The Japanese capital Tokyo receives 1,400 mm of rain in a year. But concrete prevents it from percolating into the ground. Urban flooding and acute water scarcity affected the people almost every second year. The solution to both problems lay in rainwater harvesting. Sumida City was the first ward of Tokyo to promote rainwater harvesting. Nearly 500 buildings in Tokyo have installed these systems. Sumida City has also launched a subsidies programme for encouraging rainwater utilisation. It offers subsidies up to one million yen for each rainwater project. The government is planning water conservation policies for promoting rainwater utilisation and restricting groundwater use.

Sri Lanka has a long-standing tradition of harvesting rain by using palm leaves, tree trunks and rocks. These systems are still in use, often to augment the water available from modern piped and tubewell water supply systems or where these systems do not reach. Water is captured from rooftops through a variety of gutters. Those who can afford manufactured materials like tin sheets use them as gutters. Those who can't afford these rely on natural resources like split bamboo, banana stem files and arecanut sheaths. Rainwater harvesting experiences in Anuradhapura district indicate that householders collect rainwater not because of the lack of drinking water but because of the better quality of rainwater.

The state of Hessen in Germany had to apply emergency laws in the summers of 1992 and 1993 to curtail the use of groundwater. Subsequently, a five-point programme was adopted and legal measures put in place. These included high charges for groundwater use, changes in the permission system for groundwater withdrawal, the use of legal instruments to reduce water consumption coercively and the installation of rainwater harvesting systems with the money raised from the hike in groundwater use fees. In 1998, it was estimated that 50,000 rainwater harvesting systems are being built every year in the country.

The small mountain kingdom of Nepal faces a water problem. Eighty per cent of the rainfall takes place between June-September in the land of sharp vertical gradient from 150-8,000 metres above the sea level, where most people depend on agriculture for their livelihoods. Providing safe drinking water to the entire population is difficult as 30 per cent of the rural population live in remote and isolated areas. In fact, 40 per cent of the rural population does not have access to safe drinking water and about 45,000 children below the age of five die every year because of waterborne diseases.
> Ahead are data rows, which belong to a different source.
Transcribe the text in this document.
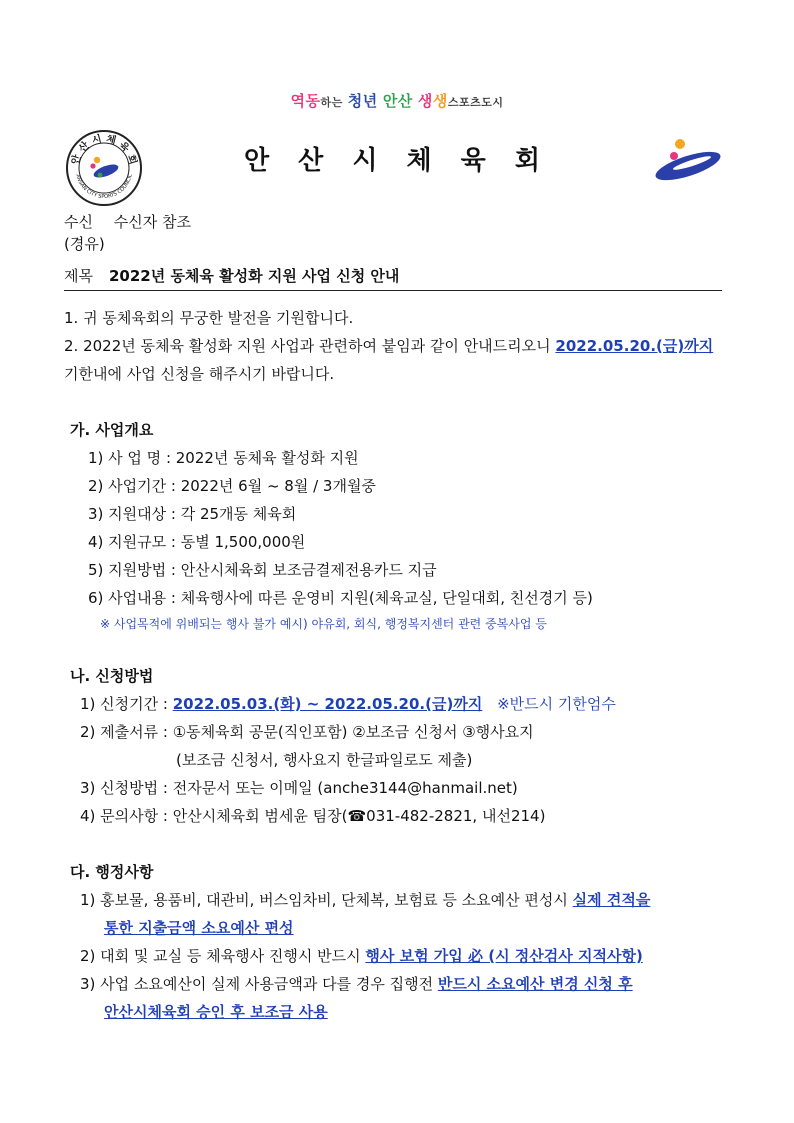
역동하는 청년 안산 생생스포츠도시
안 산 시 체 육 회
ANSAN CITY SPORTS COUNCIL	안 산 시 체 육 회
수신 수신자 참조
(경유)
제목 2022년 동체육 활성화 지원 사업 신청 안내
1. 귀 동체육회의 무궁한 발전을 기원합니다.
2. 2022년 동체육 활성화 지원 사업과 관련하여 붙임과 같이 안내드리오니 2022.05.20.(금)까지
기한내에 사업 신청을 해주시기 바랍니다.
가. 사업개요
1) 사 업 명 : 2022년 동체육 활성화 지원
2) 사업기간 : 2022년 6월 ~ 8월 / 3개월중
3) 지원대상 : 각 25개동 체육회
4) 지원규모 : 동별 1,500,000원
5) 지원방법 : 안산시체육회 보조금결제전용카드 지급
6) 사업내용 : 체육행사에 따른 운영비 지원(체육교실, 단일대회, 친선경기 등)
※ 사업목적에 위배되는 행사 불가 예시) 야유회, 회식, 행정복지센터 관련 중복사업 등
나. 신청방법
1) 신청기간 : 2022.05.03.(화) ~ 2022.05.20.(금)까지 ※반드시 기한엄수
2) 제출서류 : ①동체육회 공문(직인포함) ②보조금 신청서 ③행사요지
(보조금 신청서, 행사요지 한글파일로도 제출)
3) 신청방법 : 전자문서 또는 이메일 (anche3144@hanmail.net)
4) 문의사항 : 안산시체육회 범세윤 팀장(☎031-482-2821, 내선214)
다. 행정사항
1) 홍보물, 용품비, 대관비, 버스임차비, 단체복, 보험료 등 소요예산 편성시 실제 견적을
통한 지출금액 소요예산 편성
2) 대회 및 교실 등 체육행사 진행시 반드시 행사 보험 가입 必 (시 정산검사 지적사항)
3) 사업 소요예산이 실제 사용금액과 다를 경우 집행전 반드시 소요예산 변경 신청 후
안산시체육회 승인 후 보조금 사용
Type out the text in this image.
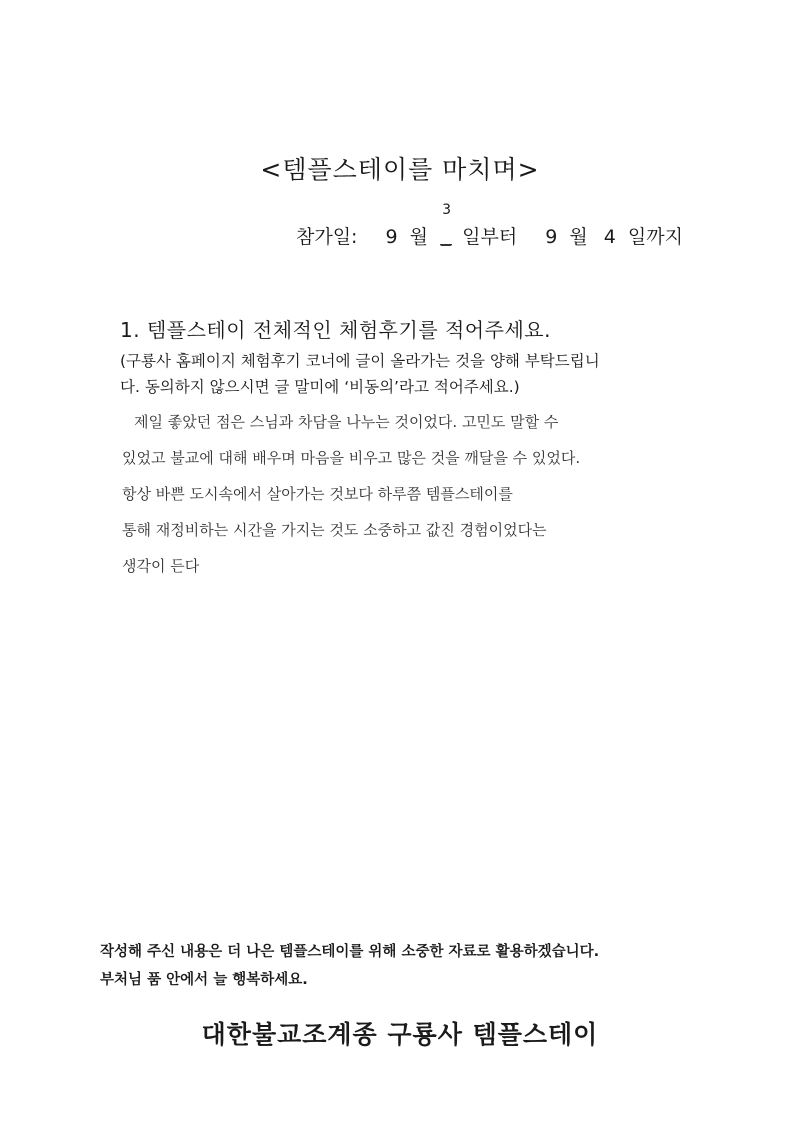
<템플스테이를 마치며>
참가일: 9 월
3
일부터 9 월 4 일까지
1. 템플스테이 전체적인 체험후기를 적어주세요.
(구룡사 홈페이지 체험후기 코너에 글이 올라가는 것을 양해 부탁드립니
다. 동의하지 않으시면 글 말미에 ‘비동의’라고 적어주세요.)
제일 좋았던 점은 스님과 차담을 나누는 것이었다. 고민도 말할 수
있었고 불교에 대해 배우며 마음을 비우고 많은 것을 깨달을 수 있었다.
항상 바쁜 도시속에서 살아가는 것보다 하루쯤 템플스테이를
통해 재정비하는 시간을 가지는 것도 소중하고 값진 경험이었다는
생각이 든다
작성해 주신 내용은 더 나은 템플스테이를 위해 소중한 자료로 활용하겠습니다.
부처님 품 안에서 늘 행복하세요.
대한불교조계종 구룡사 템플스테이
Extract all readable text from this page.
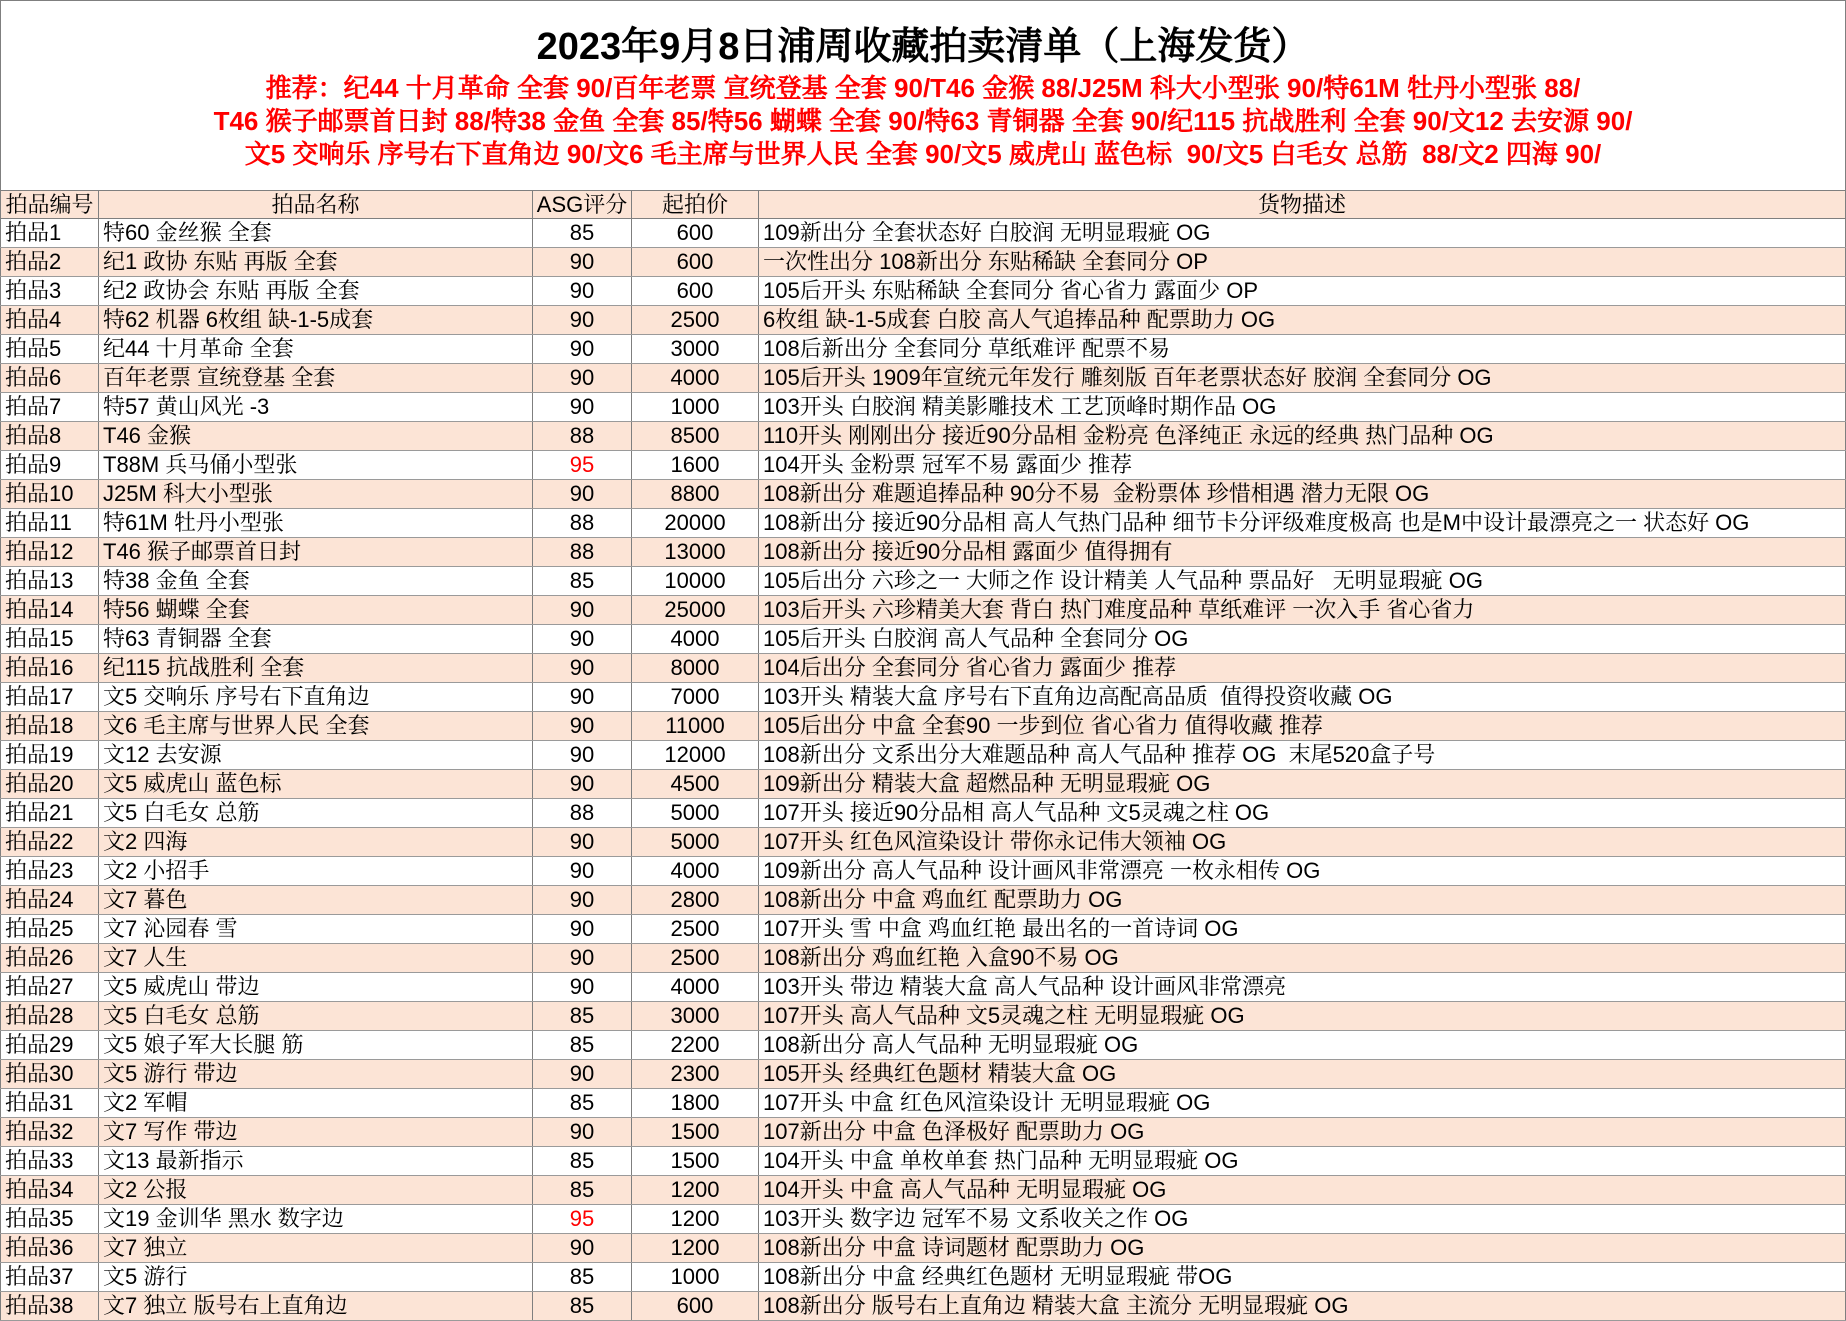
2023年9月8日浦周收藏拍卖清单（上海发货）
推荐：纪44 十月革命 全套 90/百年老票 宣统登基 全套 90/T46 金猴 88/J25M 科大小型张 90/特61M 牡丹小型张 88/
T46 猴子邮票首日封 88/特38 金鱼 全套 85/特56 蝴蝶 全套 90/特63 青铜器 全套 90/纪115 抗战胜利 全套 90/文12 去安源 90/
文5 交响乐 序号右下直角边 90/文6 毛主席与世界人民 全套 90/文5 威虎山 蓝色标  90/文5 白毛女 总筋  88/文2 四海 90/
拍品编号	拍品名称	ASG评分	起拍价	货物描述
拍品1	特60 金丝猴 全套	85	600	109新出分 全套状态好 白胶润 无明显瑕疵 OG
拍品2	纪1 政协 东贴 再版 全套	90	600	一次性出分 108新出分 东贴稀缺 全套同分 OP
拍品3	纪2 政协会 东贴 再版 全套	90	600	105后开头 东贴稀缺 全套同分 省心省力 露面少 OP
拍品4	特62 机器 6枚组 缺-1-5成套	90	2500	6枚组 缺-1-5成套 白胶 高人气追捧品种 配票助力 OG
拍品5	纪44 十月革命 全套	90	3000	108后新出分 全套同分 草纸难评 配票不易
拍品6	百年老票 宣统登基 全套	90	4000	105后开头 1909年宣统元年发行 雕刻版 百年老票状态好 胶润 全套同分 OG
拍品7	特57 黄山风光 -3	90	1000	103开头 白胶润 精美影雕技术 工艺顶峰时期作品 OG
拍品8	T46 金猴	88	8500	110开头 刚刚出分 接近90分品相 金粉亮 色泽纯正 永远的经典 热门品种 OG
拍品9	T88M 兵马俑小型张	95	1600	104开头 金粉票 冠军不易 露面少 推荐
拍品10	J25M 科大小型张	90	8800	108新出分 难题追捧品种 90分不易  金粉票体 珍惜相遇 潜力无限 OG
拍品11	特61M 牡丹小型张	88	20000	108新出分 接近90分品相 高人气热门品种 细节卡分评级难度极高 也是M中设计最漂亮之一 状态好 OG
拍品12	T46 猴子邮票首日封	88	13000	108新出分 接近90分品相 露面少 值得拥有
拍品13	特38 金鱼 全套	85	10000	105后出分 六珍之一 大师之作 设计精美 人气品种 票品好   无明显瑕疵 OG
拍品14	特56 蝴蝶 全套	90	25000	103后开头 六珍精美大套 背白 热门难度品种 草纸难评 一次入手 省心省力
拍品15	特63 青铜器 全套	90	4000	105后开头 白胶润 高人气品种 全套同分 OG
拍品16	纪115 抗战胜利 全套	90	8000	104后出分 全套同分 省心省力 露面少 推荐
拍品17	文5 交响乐 序号右下直角边	90	7000	103开头 精装大盒 序号右下直角边高配高品质  值得投资收藏 OG
拍品18	文6 毛主席与世界人民 全套	90	11000	105后出分 中盒 全套90 一步到位 省心省力 值得收藏 推荐
拍品19	文12 去安源	90	12000	108新出分 文系出分大难题品种 高人气品种 推荐 OG  末尾520盒子号
拍品20	文5 威虎山 蓝色标	90	4500	109新出分 精装大盒 超燃品种 无明显瑕疵 OG
拍品21	文5 白毛女 总筋	88	5000	107开头 接近90分品相 高人气品种 文5灵魂之柱 OG
拍品22	文2 四海	90	5000	107开头 红色风渲染设计 带你永记伟大领袖 OG
拍品23	文2 小招手	90	4000	109新出分 高人气品种 设计画风非常漂亮 一枚永相传 OG
拍品24	文7 暮色	90	2800	108新出分 中盒 鸡血红 配票助力 OG
拍品25	文7 沁园春 雪	90	2500	107开头 雪 中盒 鸡血红艳 最出名的一首诗词 OG
拍品26	文7 人生	90	2500	108新出分 鸡血红艳 入盒90不易 OG
拍品27	文5 威虎山 带边	90	4000	103开头 带边 精装大盒 高人气品种 设计画风非常漂亮
拍品28	文5 白毛女 总筋	85	3000	107开头 高人气品种 文5灵魂之柱 无明显瑕疵 OG
拍品29	文5 娘子军大长腿 筋	85	2200	108新出分 高人气品种 无明显瑕疵 OG
拍品30	文5 游行 带边	90	2300	105开头 经典红色题材 精装大盒 OG
拍品31	文2 军帽	85	1800	107开头 中盒 红色风渲染设计 无明显瑕疵 OG
拍品32	文7 写作 带边	90	1500	107新出分 中盒 色泽极好 配票助力 OG
拍品33	文13 最新指示	85	1500	104开头 中盒 单枚单套 热门品种 无明显瑕疵 OG
拍品34	文2 公报	85	1200	104开头 中盒 高人气品种 无明显瑕疵 OG
拍品35	文19 金训华 黑水 数字边	95	1200	103开头 数字边 冠军不易 文系收关之作 OG
拍品36	文7 独立	90	1200	108新出分 中盒 诗词题材 配票助力 OG
拍品37	文5 游行	85	1000	108新出分 中盒 经典红色题材 无明显瑕疵 带OG
拍品38	文7 独立 版号右上直角边	85	600	108新出分 版号右上直角边 精装大盒 主流分 无明显瑕疵 OG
The Nepalese people have to trek for long distances to fetch water. This is because pumping of water in hills for irrigation is expensive. Innovative methods of water harvesting at micro-levels is the only way to solve the problem. Various government and non-governmental organisations are now engaged in developing local water harvesting systems like constructing rainwater ponds and storage tanks, undertaking watershed projects for management of rainfall and promotion of rooftop rainwater harvesting locally known as Baresiko pani thapne . A community-based rainwater harvesting scheme has been initiated by Peace Corps, Nepal, in the Ramechhap district and some similar schemes for schools in Kaski district.

In Laikipia, the Kenya Rainwater Association adopted rooftop rainwater harvesting. It began with harvesting rain in 200-litre oil drums. This grew into the construction of large 50-100 cubic metre capacity drums. This provided enough water for human and livestock needs as well as for small-scale vegetable cultivation. Runoff farming was soon introduced. Terraced agriculture, composting, afforestation and good land-use helped in increasing the efficiency of water harvesting.